Michael Pettis is a professor at Peking University's Guanghua School of Management, where he specializes in Chinese financial markets.  He has also taught, from 2002 to 2004, at Tsinghua University’s School of Economics and Management and, from 1992 to 2001, at Columbia University’s Graduate School of Business.   He is a member of the board of directors of ABC-CA Fund Management Co., a Sino-French joint venture based in Shanghai.

 

Pettis has worked on Wall Street in trading, capital markets, and corporate finance since 1987, when he joined the Sovereign Debt trading team at Manufacturers Hanover (now JP Morgan).
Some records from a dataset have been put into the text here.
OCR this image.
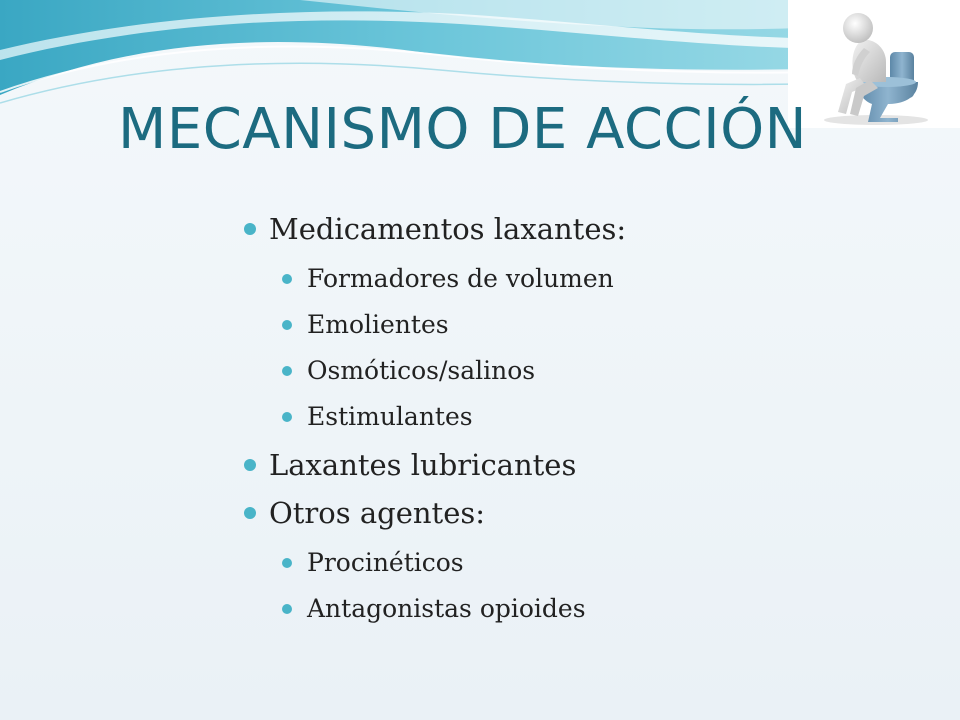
MECANISMO DE ACCIÓN
Medicamentos laxantes:
Formadores de volumen
Emolientes
Osmóticos/salinos
Estimulantes
Laxantes lubricantes
Otros agentes:
Procinéticos
Antagonistas opioides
Most recently, from 1996 to 2001, Pettis worked at Bear Stearns, where he was Managing Director-Principal heading the Latin American Capital Markets and the Liability Management groups. He has also worked as a partner in a merchant banking boutique that specialized in securitizing Latin American assets and at Credit Suisse First Boston, where he headed the emerging markets trading team. Besides trading and capital markets, Pettis has been involved in sovereign advisory work, including for the Mexican government on the privatization of its banking system, the Republic of Macedonia on the restructuring of its international bank debt, and the South Korean Ministry of Finance on the restructuring of the country’s commercial bank debt.

 

Pettis is a member of the Institute of Latin American Studies Advisory Board at Columbia University as well as the Dean’s Advisory Board at the School of Public and International Affairs.  He is the author of several books, including The Volatility Machine: Emerging Economies and the Threat of Financial Collapse (Oxford University Press, 2001).  He received an MBA in Finance in 1984 and an MIA in Development Economics in 1981, both from Columbia University.